Missing from the film are some of the equally disturbing recollections from the now older Briony (later played by Ramola Garai) in her position as a nurse tending to the victims of the war. It is these horrors that push Briony to remedy.

Whether you choose Joe Wright‘s film adaptation or the award-winning novel, you know what is coming. A terrible conclusion, whichever way, is always inevitable and fills you with dread throughout. The ‘running out of time’ sensation is always on your mind. Unfortunately, there are some things absent from the film that may seem like plot holes, but are actually omitted conclusions. In the novel we learn the exact moment of reason that allows Briony to realise her mistake and also the ultimate fate of Briony herself. This is present to an extent but is seemingly glossed over in the novel’s adaptation.

The surprise twist however is much more tear-jerking and heart-wrenching in the film as we watch Cecilia and Robbie live their separate lives and their relationship simultaneously before an elderly Briony (Vanessa Redgrave) reveals the truth. This aspect is mentioned simply in melancholic passing in the final chapter of the novel and is not given enough room for the reader to grieve. Perhaps this is due to the years of grief we suspect Briony has had to endure as result.

The cinematography of the film by Seamus McGarvey allows the characters to grow without all the necessary inner-thought workings that the first part of the novel provides. We can almost feel the hot, unbearable summer heat which lights the passion in Robbie and Cecilia’s lustful encounter.

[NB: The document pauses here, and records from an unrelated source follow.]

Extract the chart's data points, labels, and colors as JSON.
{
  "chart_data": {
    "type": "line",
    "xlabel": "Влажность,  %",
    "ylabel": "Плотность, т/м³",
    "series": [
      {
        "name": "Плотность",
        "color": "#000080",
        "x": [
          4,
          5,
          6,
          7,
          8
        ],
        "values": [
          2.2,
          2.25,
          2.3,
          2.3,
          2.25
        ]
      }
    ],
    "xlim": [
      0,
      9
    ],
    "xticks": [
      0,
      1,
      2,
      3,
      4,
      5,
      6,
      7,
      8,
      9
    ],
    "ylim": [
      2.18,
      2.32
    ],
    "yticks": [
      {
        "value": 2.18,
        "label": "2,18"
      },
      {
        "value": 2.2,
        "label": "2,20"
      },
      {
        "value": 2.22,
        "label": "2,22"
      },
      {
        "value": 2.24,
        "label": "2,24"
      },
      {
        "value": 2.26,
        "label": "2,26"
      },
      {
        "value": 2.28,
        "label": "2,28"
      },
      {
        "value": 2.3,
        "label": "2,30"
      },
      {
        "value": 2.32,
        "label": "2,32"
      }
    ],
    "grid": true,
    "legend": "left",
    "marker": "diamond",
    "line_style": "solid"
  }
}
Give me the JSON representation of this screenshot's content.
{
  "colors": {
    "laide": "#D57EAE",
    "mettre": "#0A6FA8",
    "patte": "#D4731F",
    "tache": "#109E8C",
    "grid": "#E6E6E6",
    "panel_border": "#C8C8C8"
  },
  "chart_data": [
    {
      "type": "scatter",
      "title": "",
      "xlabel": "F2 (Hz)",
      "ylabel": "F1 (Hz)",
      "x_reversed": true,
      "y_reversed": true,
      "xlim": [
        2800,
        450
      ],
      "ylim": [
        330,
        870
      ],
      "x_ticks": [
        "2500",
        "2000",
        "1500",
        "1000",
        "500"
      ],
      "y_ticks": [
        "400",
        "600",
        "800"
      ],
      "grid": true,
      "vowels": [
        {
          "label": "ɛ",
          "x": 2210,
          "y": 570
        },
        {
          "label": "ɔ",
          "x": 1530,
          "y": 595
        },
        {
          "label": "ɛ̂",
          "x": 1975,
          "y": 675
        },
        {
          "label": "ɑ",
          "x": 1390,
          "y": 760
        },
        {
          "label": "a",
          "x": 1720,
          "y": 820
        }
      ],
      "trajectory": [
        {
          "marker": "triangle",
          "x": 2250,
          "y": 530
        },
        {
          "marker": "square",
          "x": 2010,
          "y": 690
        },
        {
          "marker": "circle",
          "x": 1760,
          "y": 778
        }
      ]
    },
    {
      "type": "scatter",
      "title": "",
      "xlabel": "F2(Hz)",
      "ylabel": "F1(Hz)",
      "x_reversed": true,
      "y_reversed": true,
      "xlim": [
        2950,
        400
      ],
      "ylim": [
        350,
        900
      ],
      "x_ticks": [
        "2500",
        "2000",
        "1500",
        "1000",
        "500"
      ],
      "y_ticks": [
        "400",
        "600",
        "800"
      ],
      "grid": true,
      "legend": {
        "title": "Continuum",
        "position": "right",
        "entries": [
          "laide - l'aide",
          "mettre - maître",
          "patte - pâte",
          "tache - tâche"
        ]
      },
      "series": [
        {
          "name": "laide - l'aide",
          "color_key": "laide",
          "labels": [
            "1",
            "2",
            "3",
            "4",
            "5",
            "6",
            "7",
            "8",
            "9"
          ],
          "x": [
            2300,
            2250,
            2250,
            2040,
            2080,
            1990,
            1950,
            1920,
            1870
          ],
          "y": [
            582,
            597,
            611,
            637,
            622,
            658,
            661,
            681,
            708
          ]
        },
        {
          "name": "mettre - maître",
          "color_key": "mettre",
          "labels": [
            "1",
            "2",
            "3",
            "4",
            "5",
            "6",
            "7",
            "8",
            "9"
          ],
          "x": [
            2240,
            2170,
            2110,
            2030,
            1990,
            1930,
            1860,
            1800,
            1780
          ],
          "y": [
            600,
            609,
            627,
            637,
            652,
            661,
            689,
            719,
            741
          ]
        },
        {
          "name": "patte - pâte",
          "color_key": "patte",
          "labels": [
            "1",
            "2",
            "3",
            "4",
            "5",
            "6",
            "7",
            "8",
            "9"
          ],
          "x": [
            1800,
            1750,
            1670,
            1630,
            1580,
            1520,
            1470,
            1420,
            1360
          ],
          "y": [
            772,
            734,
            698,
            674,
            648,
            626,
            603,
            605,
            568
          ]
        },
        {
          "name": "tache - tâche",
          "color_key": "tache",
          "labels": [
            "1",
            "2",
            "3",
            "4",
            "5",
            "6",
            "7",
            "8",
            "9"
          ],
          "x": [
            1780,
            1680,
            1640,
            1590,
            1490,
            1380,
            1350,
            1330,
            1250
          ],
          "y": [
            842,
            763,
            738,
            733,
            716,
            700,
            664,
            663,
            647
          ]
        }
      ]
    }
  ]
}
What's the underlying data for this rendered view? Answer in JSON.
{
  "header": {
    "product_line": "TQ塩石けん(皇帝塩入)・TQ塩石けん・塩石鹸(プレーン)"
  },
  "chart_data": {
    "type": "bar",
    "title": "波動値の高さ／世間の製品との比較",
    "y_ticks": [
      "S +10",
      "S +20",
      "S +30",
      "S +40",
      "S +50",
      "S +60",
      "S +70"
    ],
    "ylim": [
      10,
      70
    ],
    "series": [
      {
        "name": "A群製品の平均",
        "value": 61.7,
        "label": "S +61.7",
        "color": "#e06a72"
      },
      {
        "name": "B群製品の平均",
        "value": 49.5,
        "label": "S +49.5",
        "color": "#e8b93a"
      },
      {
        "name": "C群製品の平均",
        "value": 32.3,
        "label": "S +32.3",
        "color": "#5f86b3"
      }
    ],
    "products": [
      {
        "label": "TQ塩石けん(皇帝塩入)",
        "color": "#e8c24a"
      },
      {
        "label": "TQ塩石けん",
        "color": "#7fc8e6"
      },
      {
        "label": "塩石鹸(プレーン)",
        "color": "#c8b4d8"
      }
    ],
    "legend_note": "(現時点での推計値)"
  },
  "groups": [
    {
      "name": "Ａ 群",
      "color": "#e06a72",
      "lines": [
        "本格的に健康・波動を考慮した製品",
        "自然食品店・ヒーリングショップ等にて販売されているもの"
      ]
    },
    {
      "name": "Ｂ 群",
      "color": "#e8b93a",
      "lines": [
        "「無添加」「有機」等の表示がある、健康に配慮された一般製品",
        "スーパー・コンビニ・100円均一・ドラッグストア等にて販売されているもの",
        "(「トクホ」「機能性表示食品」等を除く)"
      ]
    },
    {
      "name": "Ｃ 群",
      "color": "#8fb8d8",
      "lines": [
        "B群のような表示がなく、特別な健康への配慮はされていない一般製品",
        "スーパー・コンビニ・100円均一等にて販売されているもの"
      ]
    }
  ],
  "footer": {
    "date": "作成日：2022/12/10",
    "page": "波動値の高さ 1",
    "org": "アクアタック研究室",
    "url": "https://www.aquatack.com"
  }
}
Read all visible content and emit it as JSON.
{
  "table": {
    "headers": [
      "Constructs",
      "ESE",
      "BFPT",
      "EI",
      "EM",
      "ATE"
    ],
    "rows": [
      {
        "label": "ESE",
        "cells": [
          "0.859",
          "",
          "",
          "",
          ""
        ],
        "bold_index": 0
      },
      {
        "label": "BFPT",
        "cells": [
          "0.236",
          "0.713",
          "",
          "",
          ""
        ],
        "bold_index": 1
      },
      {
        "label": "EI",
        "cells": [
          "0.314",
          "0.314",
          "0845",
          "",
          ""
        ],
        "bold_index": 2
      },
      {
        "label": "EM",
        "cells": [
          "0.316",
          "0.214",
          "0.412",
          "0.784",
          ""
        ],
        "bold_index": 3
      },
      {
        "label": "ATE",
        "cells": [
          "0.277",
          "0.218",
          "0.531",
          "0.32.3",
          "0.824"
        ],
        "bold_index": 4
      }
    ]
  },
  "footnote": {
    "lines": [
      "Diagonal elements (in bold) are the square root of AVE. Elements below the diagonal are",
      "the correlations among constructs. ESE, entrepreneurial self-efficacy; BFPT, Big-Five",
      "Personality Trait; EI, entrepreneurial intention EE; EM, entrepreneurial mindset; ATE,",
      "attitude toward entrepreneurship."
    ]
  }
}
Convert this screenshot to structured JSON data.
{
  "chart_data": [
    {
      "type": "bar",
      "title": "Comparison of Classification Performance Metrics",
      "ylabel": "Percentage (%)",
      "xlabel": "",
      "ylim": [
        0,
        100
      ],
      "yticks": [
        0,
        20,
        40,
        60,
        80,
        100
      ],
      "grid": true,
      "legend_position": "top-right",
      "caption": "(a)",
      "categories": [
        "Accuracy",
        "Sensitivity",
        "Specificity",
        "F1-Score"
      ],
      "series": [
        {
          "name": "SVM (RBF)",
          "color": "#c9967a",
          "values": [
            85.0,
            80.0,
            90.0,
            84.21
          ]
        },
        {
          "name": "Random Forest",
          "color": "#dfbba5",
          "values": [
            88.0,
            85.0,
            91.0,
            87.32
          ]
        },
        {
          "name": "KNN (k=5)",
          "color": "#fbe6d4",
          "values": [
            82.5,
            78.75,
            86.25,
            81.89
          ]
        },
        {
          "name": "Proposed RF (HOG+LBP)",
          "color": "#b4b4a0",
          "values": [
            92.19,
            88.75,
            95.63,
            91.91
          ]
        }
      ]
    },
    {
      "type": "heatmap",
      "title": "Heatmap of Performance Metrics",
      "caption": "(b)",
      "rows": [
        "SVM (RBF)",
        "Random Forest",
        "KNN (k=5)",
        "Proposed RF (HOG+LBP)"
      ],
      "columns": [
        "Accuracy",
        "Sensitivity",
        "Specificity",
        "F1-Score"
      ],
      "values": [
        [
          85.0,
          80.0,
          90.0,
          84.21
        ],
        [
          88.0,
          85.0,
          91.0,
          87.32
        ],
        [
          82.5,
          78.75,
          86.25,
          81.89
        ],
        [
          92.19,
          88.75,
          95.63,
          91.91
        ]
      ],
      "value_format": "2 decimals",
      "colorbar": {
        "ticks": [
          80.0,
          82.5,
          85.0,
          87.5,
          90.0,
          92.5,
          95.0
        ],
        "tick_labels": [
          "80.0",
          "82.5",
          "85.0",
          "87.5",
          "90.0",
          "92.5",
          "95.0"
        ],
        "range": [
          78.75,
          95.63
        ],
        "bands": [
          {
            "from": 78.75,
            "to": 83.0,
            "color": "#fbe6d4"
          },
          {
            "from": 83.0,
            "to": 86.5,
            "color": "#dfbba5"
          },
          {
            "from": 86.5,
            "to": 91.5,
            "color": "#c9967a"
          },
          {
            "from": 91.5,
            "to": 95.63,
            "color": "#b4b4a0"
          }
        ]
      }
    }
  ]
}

Overall, the novel and the film are perhaps on par in terms of narrative greatness and vivid imagery. Whilst the novel leaves a lingering taste of sadness, the film hits you with a more direct sense of desperation for Briony and the two lovers. A very haunting and poignant piece of literature indeed but the film has that extra factor of projecting McEwan’s beautiful and vivid descriptions on-screen, fully immersing you into in to the fateful summer’s day in 1935.